I’ve been thinking of the best way to summarize this year, not just for myself but everyone I know in the industry. After much consideration one word will do nicely: Slammed.

From small companies to freelancers, everyone I know had more work than they knew what to do with in 2007 despite all the up-and-down news about economies and consumer confidence. Thankfully much of the work we did this year had little relationship to the Dow Jones or venture capital and from what I can see this will trend will continue into the new year.

A few weeks ago essays and comments were traded regarding the future of the syntax we use to craft web sites.
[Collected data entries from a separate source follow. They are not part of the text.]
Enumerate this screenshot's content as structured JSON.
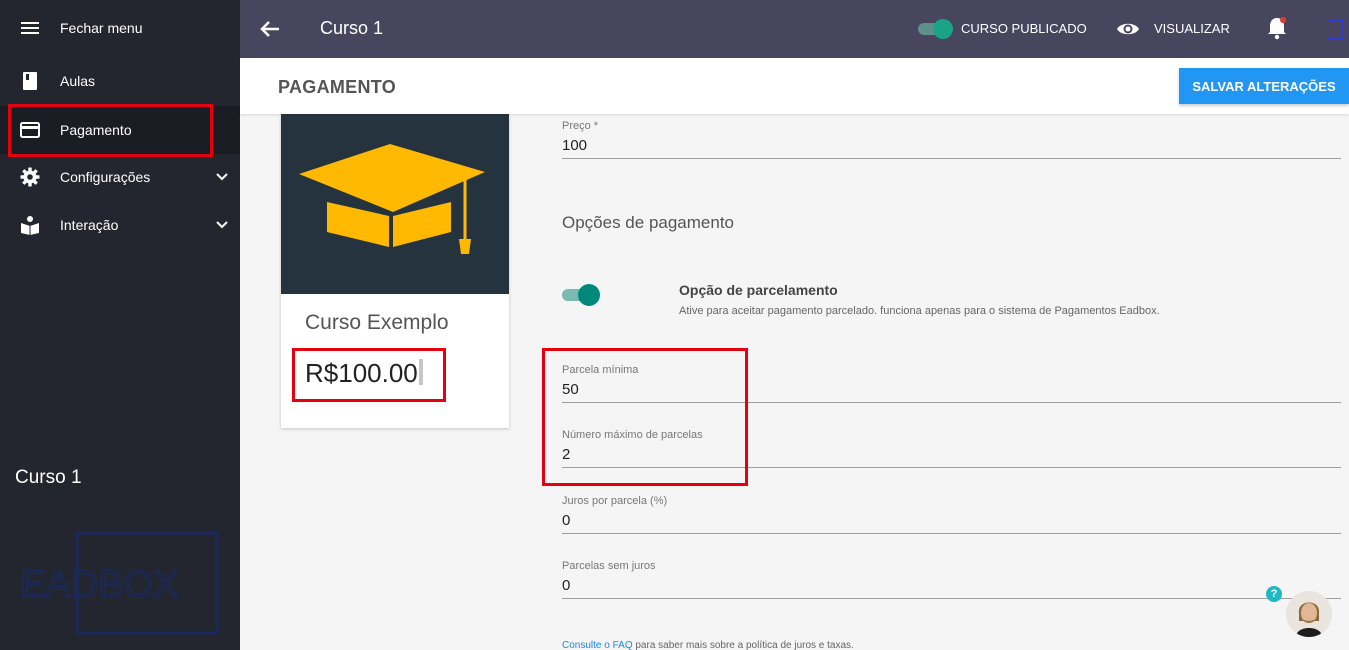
{
  "sidebar": {
    "menu_toggle": "Fechar menu",
    "items": [
      {
        "label": "Aulas",
        "icon": "book-icon"
      },
      {
        "label": "Pagamento",
        "icon": "credit-card-icon"
      },
      {
        "label": "Configurações",
        "icon": "gear-icon"
      },
      {
        "label": "Interação",
        "icon": "reader-icon"
      }
    ],
    "course_name": "Curso 1",
    "logo_text": "EADBOX"
  },
  "topbar": {
    "title": "Curso 1",
    "published_label": "CURSO PUBLICADO",
    "view_label": "VISUALIZAR"
  },
  "header": {
    "title": "PAGAMENTO",
    "save_label": "SALVAR ALTERAÇÕES"
  },
  "card": {
    "name": "Curso Exemplo",
    "price": "R$100.00"
  },
  "form": {
    "price": {
      "label": "Preço *",
      "value": "100"
    },
    "section_title": "Opções de pagamento",
    "installment_option": {
      "title": "Opção de parcelamento",
      "description": "Ative para aceitar pagamento parcelado. funciona apenas para o sistema de Pagamentos Eadbox."
    },
    "min_installment": {
      "label": "Parcela mínima",
      "value": "50"
    },
    "max_installments": {
      "label": "Número máximo de parcelas",
      "value": "2"
    },
    "interest": {
      "label": "Juros por parcela (%)",
      "value": "0"
    },
    "interest_free": {
      "label": "Parcelas sem juros",
      "value": "0"
    },
    "faq": {
      "link": "Consulte o FAQ",
      "rest": " para saber mais sobre a política de juros e taxas."
    }
  },
  "help": {
    "label": "?"
  },
  "colors": {
    "sidebar": "#23262f",
    "topbar": "#48465e",
    "accent": "#2196f3",
    "toggle": "#00897b",
    "highlight": "#e3000f",
    "card_image": "#24333d",
    "cap": "#ffb900"
  }
}
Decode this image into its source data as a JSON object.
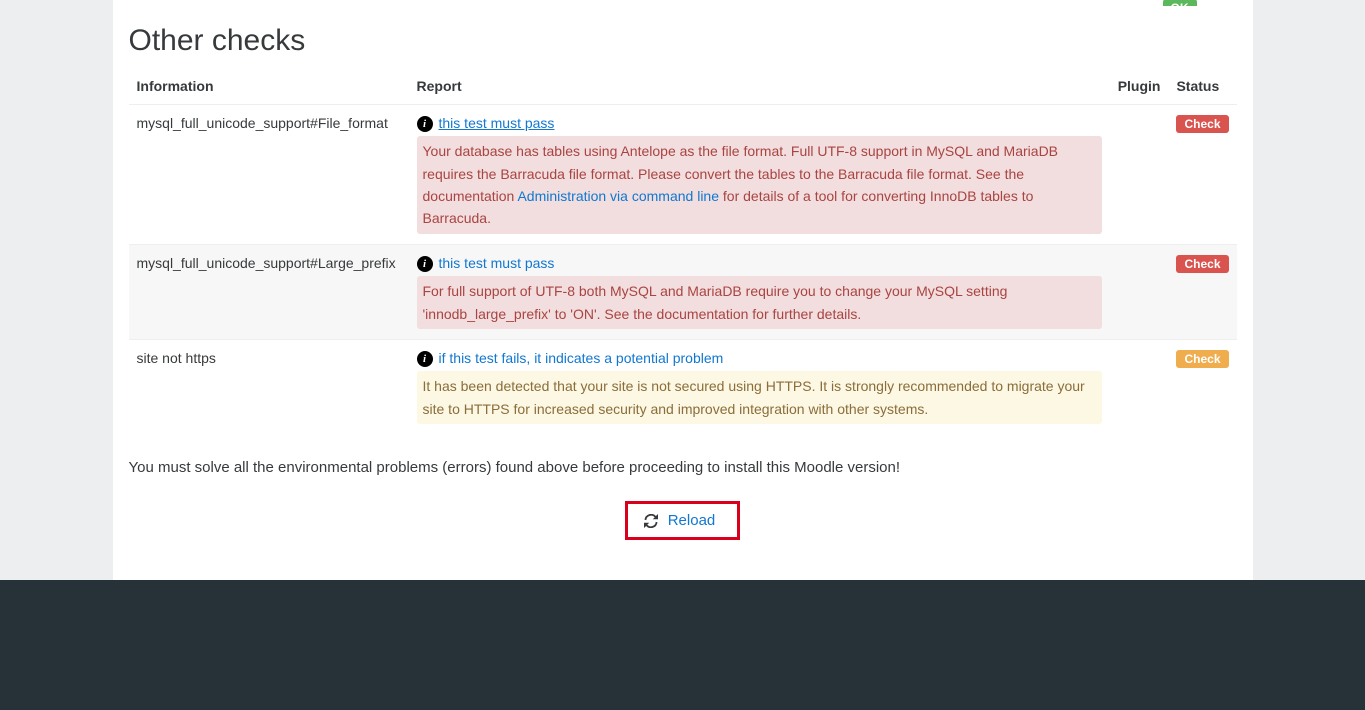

It was a nifty exchange but I’d rather see that passion directed at the larger problem affecting this industry: The dwindling population of qualified, talented, and educated people who are available.

Do what you must to bring new techniques/frameworks to the market, but without more and improved labor to put it all into practice, it’s just words on a website.

As an employer of a growing number of full-time and freelance workers I can tell you that it’s becoming increasingly difficult to find good people. I have had several conversations with persons of top stature in the web design business who are of the same opinion. Their own businesses’ have been slightly crippled this year due to work demand vs. human supply. Even non-web specific companies are having difficulty finding solid talent.

I don’t see there being a quick turn-around for this problem but it will escalate if we don’t spend time and resources to proactively help improve the situation (and hopefully with better results than with that other not-for-profit institution we all know and love). We can’t rely on educational institutions to figure this out for themselves. Nor should we rely singularly on these facilities as we need to also embrace the self-starter with the same bravado and commitment that was given to web standards earlier this decade.

The work that most of us do is largely compatible, somewhat interchangeable, and with that in mind I believe it should be possible to come up with a simple curriculum—a guide for what a person can do to discover their strengths and weaknesses (designer vs. developer), understand the process of how a web shop operates, and set the standard for what is considered acceptable work for all disciplines. If we could do that much, and in a way that is inviting to persons so they will want to improve their own skill sets, then there is nothing to stand in the way of the next phase of success in our sphere of the entire industry.